Sunday, January 5, 2025

Why It’s Important to Monitor Your Funded Status from Year to Year

We encourage you to remember the following 3Ms when determining how much you can afford to spend in retirement:

  1. Measure your Funded Status periodically (we recommend at least annually at the beginning of each calendar year)
  2. Monitor your Funded Status from year to year, and
  3. Make changes when your Funded Status falls outside a reasonable corridor (guardrails)

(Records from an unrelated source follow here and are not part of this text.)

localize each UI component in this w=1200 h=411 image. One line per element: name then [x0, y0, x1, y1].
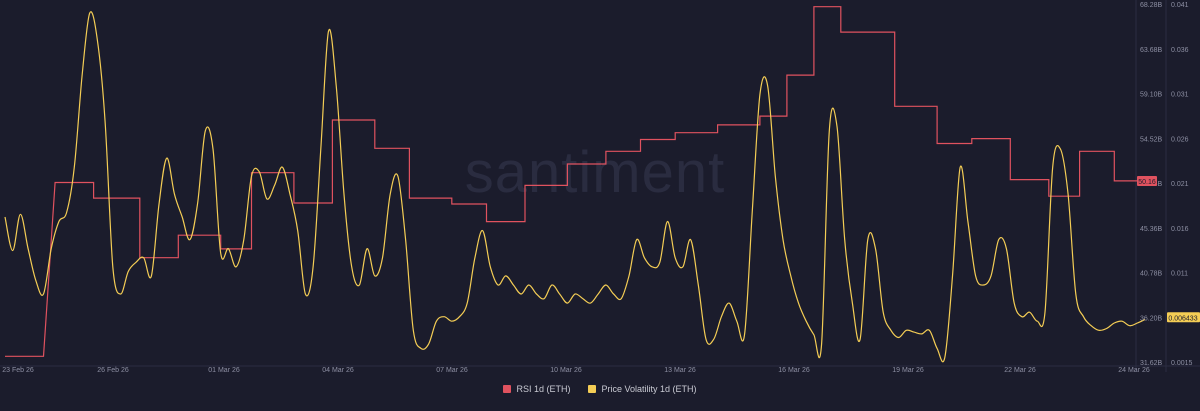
rsi-last-value-badge — [1137, 175, 1157, 186]
x-axis-tick-label: 07 Mar 26 — [436, 367, 468, 374]
volatility-last-value-label: 0.006433 — [1168, 315, 1197, 322]
left-axis-tick-label: 59.10B — [1140, 92, 1163, 99]
right-axis-tick-label: 0.036 — [1171, 47, 1189, 54]
x-axis-tick-label: 24 Mar 26 — [1118, 367, 1150, 374]
left-axis-tick-label: 40.78B — [1140, 271, 1163, 278]
watermark: santiment — [465, 140, 725, 205]
right-axis-tick-label: 0.041 — [1171, 2, 1189, 9]
series-line-volatility[interactable] — [4, 11, 1146, 363]
legend-swatch-rsi — [503, 385, 512, 393]
left-axis-tick-label: 63.68B — [1140, 47, 1163, 54]
x-axis-tick-label: 10 Mar 26 — [550, 367, 582, 374]
chart-grid — [0, 0, 1200, 372]
x-axis-tick-label: 01 Mar 26 — [208, 367, 240, 374]
left-axis-tick-label: 54.52B — [1140, 136, 1163, 143]
legend-item-volatility[interactable]: Price Volatility 1d (ETH) — [588, 384, 697, 394]
legend-label-rsi: RSI 1d (ETH) — [516, 384, 571, 394]
legend: RSI 1d (ETH) Price Volatility 1d (ETH) — [0, 384, 1200, 394]
x-axis-tick-label: 26 Feb 26 — [97, 367, 129, 374]
right-axis-tick-label: 0.011 — [1171, 271, 1188, 278]
right-axis-tick-label: 0.016 — [1171, 226, 1189, 233]
left-axis-tick-label: 31.62B — [1140, 360, 1163, 367]
left-axis-tick-label: 45.36B — [1140, 226, 1163, 233]
legend-swatch-volatility — [588, 385, 597, 393]
axis-layer: 68.28B63.68B59.10B54.52B49.94B45.36B40.7… — [1137, 2, 1200, 367]
series-layer — [4, 6, 1146, 363]
x-axis-tick-label: 13 Mar 26 — [664, 367, 696, 374]
x-axis-tick-label: 22 Mar 26 — [1004, 367, 1036, 374]
left-axis-tick-label: 36.20B — [1140, 315, 1163, 322]
right-axis-tick-label: 0.026 — [1171, 136, 1189, 143]
legend-label-volatility: Price Volatility 1d (ETH) — [601, 384, 697, 394]
x-axis-tick-label: 04 Mar 26 — [322, 367, 354, 374]
right-axis-tick-label: 0.021 — [1171, 181, 1189, 188]
right-axis-tick-label: 0.031 — [1171, 92, 1189, 99]
right-axis-tick-label: 0.0015 — [1171, 360, 1193, 367]
x-axis-tick-label: 16 Mar 26 — [778, 367, 810, 374]
x-axis-tick-label: 23 Feb 26 — [2, 367, 34, 374]
left-axis-tick-label: 68.28B — [1140, 2, 1163, 9]
volatility-last-value-badge — [1167, 312, 1200, 323]
x-axis: 23 Feb 26 26 Feb 26 01 Mar 26 04 Mar 26 07 M… — [2, 367, 1150, 374]
series-line-rsi[interactable] — [5, 6, 1146, 357]
rsi-last-value-label: 50.16 — [1138, 179, 1156, 186]
x-axis-tick-label: 19 Mar 26 — [892, 367, 924, 374]
legend-item-rsi[interactable]: RSI 1d (ETH) — [503, 384, 570, 394]
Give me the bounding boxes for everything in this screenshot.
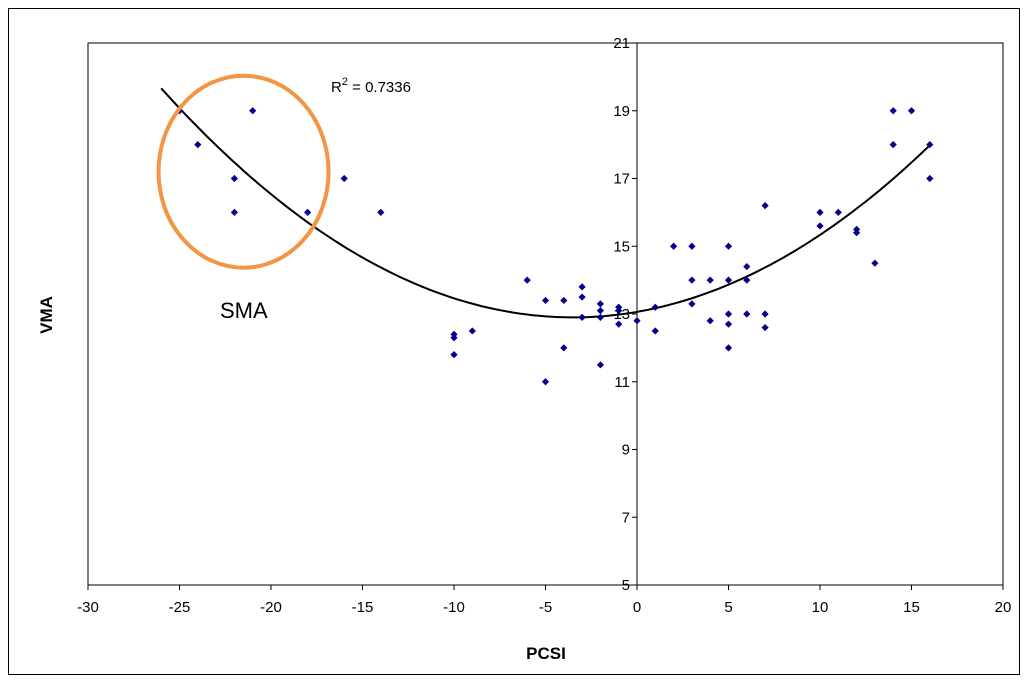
data-point bbox=[651, 303, 659, 311]
data-point bbox=[377, 208, 385, 216]
y-axis-title: VMA bbox=[37, 296, 56, 334]
y-tick-label: 9 bbox=[622, 442, 630, 459]
data-point bbox=[450, 334, 458, 342]
highlight-group bbox=[156, 73, 331, 270]
data-point bbox=[230, 208, 238, 216]
data-point bbox=[596, 361, 604, 369]
chart-frame bbox=[8, 8, 1020, 675]
x-tick-label: 20 bbox=[995, 599, 1012, 616]
data-point bbox=[340, 174, 348, 183]
x-tick-label: -25 bbox=[169, 599, 191, 616]
data-point bbox=[816, 222, 824, 230]
data-point bbox=[450, 351, 458, 359]
data-point bbox=[249, 107, 257, 115]
r2-superscript: 2 bbox=[342, 76, 348, 88]
x-tick-label: 15 bbox=[903, 599, 920, 616]
data-point bbox=[761, 310, 769, 318]
data-point bbox=[724, 344, 733, 352]
y-tick-label: 21 bbox=[613, 35, 630, 52]
trendline bbox=[160, 87, 931, 319]
data-point bbox=[651, 327, 659, 335]
data-point bbox=[743, 276, 751, 284]
x-tick-label: -20 bbox=[260, 599, 282, 616]
data-point bbox=[596, 313, 604, 321]
data-point bbox=[688, 242, 696, 250]
data-point bbox=[670, 242, 678, 250]
data-point bbox=[724, 320, 733, 328]
data-point bbox=[230, 174, 238, 183]
data-point bbox=[688, 276, 696, 284]
data-point bbox=[541, 296, 550, 305]
data-point bbox=[633, 317, 641, 325]
r2-prefix: R bbox=[331, 79, 342, 96]
y-tick-label: 19 bbox=[613, 103, 630, 120]
data-point bbox=[889, 107, 897, 115]
data-point bbox=[724, 276, 733, 284]
data-point bbox=[706, 317, 714, 325]
y-tick-label: 17 bbox=[613, 171, 630, 188]
data-point bbox=[615, 307, 623, 315]
data-point bbox=[889, 141, 897, 149]
x-tick-label: 5 bbox=[724, 599, 732, 616]
r-squared-label: R2 = 0.7336 bbox=[331, 76, 411, 96]
data-point bbox=[578, 283, 586, 291]
sma-highlight-ellipse bbox=[156, 73, 331, 270]
data-point bbox=[761, 323, 769, 332]
data-point bbox=[596, 307, 604, 315]
data-point bbox=[743, 262, 751, 271]
data-point bbox=[834, 208, 842, 216]
data-point bbox=[907, 107, 916, 115]
y-tick-label: 15 bbox=[613, 238, 630, 255]
data-point bbox=[596, 300, 604, 308]
x-tick-label: -30 bbox=[77, 599, 99, 616]
r2-value: = 0.7336 bbox=[348, 79, 411, 96]
data-point bbox=[523, 276, 531, 284]
data-point bbox=[541, 378, 550, 386]
data-point bbox=[578, 313, 586, 321]
data-point bbox=[615, 320, 623, 328]
data-point bbox=[578, 293, 586, 301]
x-axis-title: PCSI bbox=[526, 644, 566, 663]
data-point bbox=[816, 208, 824, 216]
x-tick-label: -15 bbox=[352, 599, 374, 616]
y-tick-label: 11 bbox=[614, 374, 630, 391]
x-tick-label: -5 bbox=[539, 599, 552, 616]
data-point bbox=[560, 296, 568, 305]
x-tick-label: 10 bbox=[812, 599, 829, 616]
data-point bbox=[761, 202, 769, 210]
data-point bbox=[926, 174, 934, 183]
x-tick-label: -10 bbox=[443, 599, 465, 616]
data-point bbox=[560, 344, 568, 352]
data-point bbox=[688, 300, 696, 308]
data-point bbox=[724, 242, 733, 250]
x-axis-ticks: -30 -25 -20 -15 -10 -5 0 5 10 15 20 bbox=[77, 585, 1011, 616]
y-tick-label: 5 bbox=[622, 577, 630, 594]
data-point bbox=[743, 310, 751, 318]
data-point bbox=[706, 276, 714, 284]
data-point bbox=[468, 327, 476, 335]
data-point bbox=[853, 229, 861, 237]
trendline-group bbox=[160, 87, 931, 319]
data-point bbox=[194, 141, 202, 149]
y-tick-label: 7 bbox=[622, 509, 630, 526]
sma-label: SMA bbox=[220, 298, 268, 323]
data-point bbox=[926, 141, 934, 149]
data-point bbox=[724, 310, 733, 318]
x-tick-label: 0 bbox=[633, 599, 641, 616]
data-point bbox=[871, 259, 879, 267]
data-points bbox=[175, 107, 934, 386]
data-point bbox=[304, 208, 312, 216]
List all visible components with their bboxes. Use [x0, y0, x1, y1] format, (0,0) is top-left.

Some of our readers question why the second M is important. We will answer in this post.

Background

Your Funded Status is determined by dividing the present value of your investments/sources of income (your Assets) by the present value of your future expected expenses (your Liabilities), or

Funded Status = A / L

The assumptions used to determine your A and L include assumed investment returns, assumed longevity, assumed inflation, assumed future rates of increases in expenses, etc. 

If you spend your current year spending budget determined using the Actuarial Financial Planner (AFP) and all the assumptions used in the calculations are unchanged and exactly realized in the future, your Funded Status will remain unchanged from year to year. As discussed in our post of August 16, 2024, it is highly unlikely that the future will happen exactly as assumed. Increases (or decreases) in your assets relative to your spending liabilities can occur from:

  • Actual experience more (or less) favorable than assumed
  • Changes in assumptions, or
  • Spending more (or less) than budgeted

The items above that increase your assets relative to your liabilities are called “actuarial gains” while the items that increase your liabilities relative to your assets are called “actuarial losses.” Actuarial gains will increase your Funded Status while actuarial losses will decrease your Funded Status.

Why monitoring your Funded Status from year to year is important

Periods of consistent actuarial gains or losses where your Funded Status is fairly consistently increasing, or decreasing, is an indication that your assumptions about the future are either too conservative (or too optimistic) an/or that you are under- (or over) spending your spending budget.

A perfect example of the importance of such a pattern outside of Household retirement financing is Social Security financing. When the system was last significantly amended (reformed) in 1983, the system’s long-range funded status was 100%. Since that time, the system’s funded status has fairly consistently deteriorated until it is slightly less than 80% today, with the expectation of even greater future deterioration. This is a clear indication that the assumptions used to determine the system’s Funded Status are too optimistic.

In addition to indicating that assumptions may be too optimistic or too conservative, the trend of a system’s funded status may also signal when it is time to make changes in the system’s financing. For Social Security, for example, this signal has been sounding loudly since the 1990s, but Congress has failed to act. Unlike Congress, individual households can ill afford to wait decades to make changes to their financial plans to bring them back into balance.